Our town is one of many that have been quarantined in order to halt the progression of whatever we have among people further away from the impact site. We don’t get doctors, other than the ones that already lived among us, and we don’t get information. Most people stay in their houses all day watching TV programs that have been played over and over again by the only TV station we have left. We’ve been relieved of the responsibilities of work for the most part. We take turns doing the few jobs that require an insider, like keeping the library open and manning the grocery store for the days when we aren’t getting shipments from hazmat suited government truck drivers. We keep the shades drawn and move about in shadows. Our aversion to the sight of each other and ourselves is a little extreme, I think, considering how little our appearances have changed, but the changes make us different, and its hard to be afraid of something alien to you when its you that is alien.

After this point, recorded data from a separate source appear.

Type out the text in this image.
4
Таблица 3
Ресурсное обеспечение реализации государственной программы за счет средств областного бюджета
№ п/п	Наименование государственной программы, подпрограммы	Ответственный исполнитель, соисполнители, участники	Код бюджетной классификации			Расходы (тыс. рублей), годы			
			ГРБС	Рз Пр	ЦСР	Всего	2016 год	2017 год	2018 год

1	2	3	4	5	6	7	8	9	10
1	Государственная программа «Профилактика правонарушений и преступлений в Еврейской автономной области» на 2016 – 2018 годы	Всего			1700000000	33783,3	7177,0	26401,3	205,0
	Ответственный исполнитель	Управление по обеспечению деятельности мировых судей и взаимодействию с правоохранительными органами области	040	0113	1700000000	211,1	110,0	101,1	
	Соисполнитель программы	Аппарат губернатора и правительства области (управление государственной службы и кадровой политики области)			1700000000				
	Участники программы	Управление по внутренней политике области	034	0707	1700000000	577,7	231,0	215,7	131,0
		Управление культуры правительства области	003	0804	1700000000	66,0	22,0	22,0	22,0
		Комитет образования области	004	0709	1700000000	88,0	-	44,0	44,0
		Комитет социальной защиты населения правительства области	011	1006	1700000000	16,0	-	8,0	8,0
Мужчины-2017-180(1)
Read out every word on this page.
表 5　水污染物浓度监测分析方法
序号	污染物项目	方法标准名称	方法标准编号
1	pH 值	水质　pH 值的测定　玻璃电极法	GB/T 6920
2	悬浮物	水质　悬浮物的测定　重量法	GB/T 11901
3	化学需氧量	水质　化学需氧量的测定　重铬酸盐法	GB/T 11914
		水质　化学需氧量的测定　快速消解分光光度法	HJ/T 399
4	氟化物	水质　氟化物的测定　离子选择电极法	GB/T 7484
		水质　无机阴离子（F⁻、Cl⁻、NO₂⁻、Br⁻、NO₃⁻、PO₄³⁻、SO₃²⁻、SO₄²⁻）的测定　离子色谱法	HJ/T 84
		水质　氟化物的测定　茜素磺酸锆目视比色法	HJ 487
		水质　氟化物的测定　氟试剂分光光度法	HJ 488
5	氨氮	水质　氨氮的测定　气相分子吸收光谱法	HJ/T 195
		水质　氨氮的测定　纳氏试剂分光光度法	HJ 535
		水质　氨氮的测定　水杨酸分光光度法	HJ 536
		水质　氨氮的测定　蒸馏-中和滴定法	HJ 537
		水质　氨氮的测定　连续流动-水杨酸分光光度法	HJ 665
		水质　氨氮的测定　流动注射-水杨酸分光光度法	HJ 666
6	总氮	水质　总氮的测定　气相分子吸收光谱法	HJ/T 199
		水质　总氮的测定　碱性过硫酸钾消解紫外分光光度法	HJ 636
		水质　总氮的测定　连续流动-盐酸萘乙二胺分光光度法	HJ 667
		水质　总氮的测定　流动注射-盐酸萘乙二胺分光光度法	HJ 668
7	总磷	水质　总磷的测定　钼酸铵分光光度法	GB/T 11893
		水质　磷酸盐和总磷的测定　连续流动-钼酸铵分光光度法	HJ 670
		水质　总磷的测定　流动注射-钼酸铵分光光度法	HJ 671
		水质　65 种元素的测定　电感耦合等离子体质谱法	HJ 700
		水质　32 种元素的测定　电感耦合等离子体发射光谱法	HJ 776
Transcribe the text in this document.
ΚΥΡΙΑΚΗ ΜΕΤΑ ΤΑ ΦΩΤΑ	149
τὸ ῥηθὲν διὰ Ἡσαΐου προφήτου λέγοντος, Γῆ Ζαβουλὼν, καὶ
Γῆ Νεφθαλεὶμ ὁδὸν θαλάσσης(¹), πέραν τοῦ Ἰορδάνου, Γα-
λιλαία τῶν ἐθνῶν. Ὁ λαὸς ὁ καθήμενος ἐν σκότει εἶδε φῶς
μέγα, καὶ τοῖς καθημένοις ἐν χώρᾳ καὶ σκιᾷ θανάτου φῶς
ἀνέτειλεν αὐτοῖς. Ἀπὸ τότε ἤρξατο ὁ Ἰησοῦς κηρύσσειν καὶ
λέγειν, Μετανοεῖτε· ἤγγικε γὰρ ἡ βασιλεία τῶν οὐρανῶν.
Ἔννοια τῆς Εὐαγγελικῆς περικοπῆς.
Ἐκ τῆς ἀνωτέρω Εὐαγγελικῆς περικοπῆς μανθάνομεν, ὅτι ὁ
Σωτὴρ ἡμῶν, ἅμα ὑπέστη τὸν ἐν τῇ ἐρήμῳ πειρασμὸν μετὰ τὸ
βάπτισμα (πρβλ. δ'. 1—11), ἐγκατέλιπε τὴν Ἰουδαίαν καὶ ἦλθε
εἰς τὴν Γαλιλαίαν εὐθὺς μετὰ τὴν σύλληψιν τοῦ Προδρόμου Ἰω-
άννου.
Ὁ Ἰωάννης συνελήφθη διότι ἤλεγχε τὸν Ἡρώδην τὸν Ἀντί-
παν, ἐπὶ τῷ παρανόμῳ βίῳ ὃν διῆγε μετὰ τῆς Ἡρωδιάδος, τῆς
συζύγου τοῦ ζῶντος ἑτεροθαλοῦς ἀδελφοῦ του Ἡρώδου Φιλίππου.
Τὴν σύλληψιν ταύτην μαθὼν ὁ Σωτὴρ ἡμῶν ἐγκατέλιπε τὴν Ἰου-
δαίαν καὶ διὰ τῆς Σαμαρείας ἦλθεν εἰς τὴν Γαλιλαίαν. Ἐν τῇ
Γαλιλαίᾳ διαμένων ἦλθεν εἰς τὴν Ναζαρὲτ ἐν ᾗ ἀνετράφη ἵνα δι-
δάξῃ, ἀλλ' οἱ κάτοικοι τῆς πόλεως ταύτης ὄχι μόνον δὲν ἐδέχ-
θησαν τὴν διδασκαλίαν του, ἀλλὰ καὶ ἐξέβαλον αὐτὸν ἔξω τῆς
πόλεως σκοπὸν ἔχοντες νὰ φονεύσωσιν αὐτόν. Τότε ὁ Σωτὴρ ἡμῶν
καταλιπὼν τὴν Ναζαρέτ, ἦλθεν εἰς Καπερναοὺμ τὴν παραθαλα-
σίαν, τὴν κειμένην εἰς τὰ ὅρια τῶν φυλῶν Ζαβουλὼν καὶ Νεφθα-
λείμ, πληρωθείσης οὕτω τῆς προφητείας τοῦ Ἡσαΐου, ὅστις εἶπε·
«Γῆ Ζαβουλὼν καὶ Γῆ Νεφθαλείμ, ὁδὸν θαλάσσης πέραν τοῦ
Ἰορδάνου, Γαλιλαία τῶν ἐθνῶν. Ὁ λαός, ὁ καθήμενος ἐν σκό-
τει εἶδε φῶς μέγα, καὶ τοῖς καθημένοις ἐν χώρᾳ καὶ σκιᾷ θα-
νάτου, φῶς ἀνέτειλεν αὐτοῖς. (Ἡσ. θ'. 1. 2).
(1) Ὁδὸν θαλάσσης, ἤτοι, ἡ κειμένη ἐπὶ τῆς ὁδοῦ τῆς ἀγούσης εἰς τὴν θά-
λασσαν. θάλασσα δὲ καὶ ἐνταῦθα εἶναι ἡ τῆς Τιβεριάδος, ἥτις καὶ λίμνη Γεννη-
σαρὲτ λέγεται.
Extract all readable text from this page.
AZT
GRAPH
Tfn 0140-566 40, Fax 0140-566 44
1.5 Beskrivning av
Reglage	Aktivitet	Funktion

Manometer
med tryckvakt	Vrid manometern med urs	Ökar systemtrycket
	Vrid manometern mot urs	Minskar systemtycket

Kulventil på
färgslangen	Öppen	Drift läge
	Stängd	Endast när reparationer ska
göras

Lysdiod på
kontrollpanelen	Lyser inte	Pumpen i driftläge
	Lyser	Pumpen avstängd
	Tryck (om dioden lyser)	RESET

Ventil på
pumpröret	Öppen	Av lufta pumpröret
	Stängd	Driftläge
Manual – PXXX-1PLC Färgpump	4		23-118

Compared to some other people in town, I have it pretty great. I live alone. I can look at myself or not, and there is no one else in the house to remind me if I don’t want to think about it. There is no one whose heart will break when I avoid them in the hallway on the way to the bathroom; no one to ruin my escapist moments and propel me into insanity. Sometimes I wonder why we are fed so well and sometimes provided with more TV shows on disc to keep us amused and distracted. It would be better to die in riots of hungry chaos then to spiral slowly through this darkness without knowing the only bits of information that I want to know most. What’s happening to me?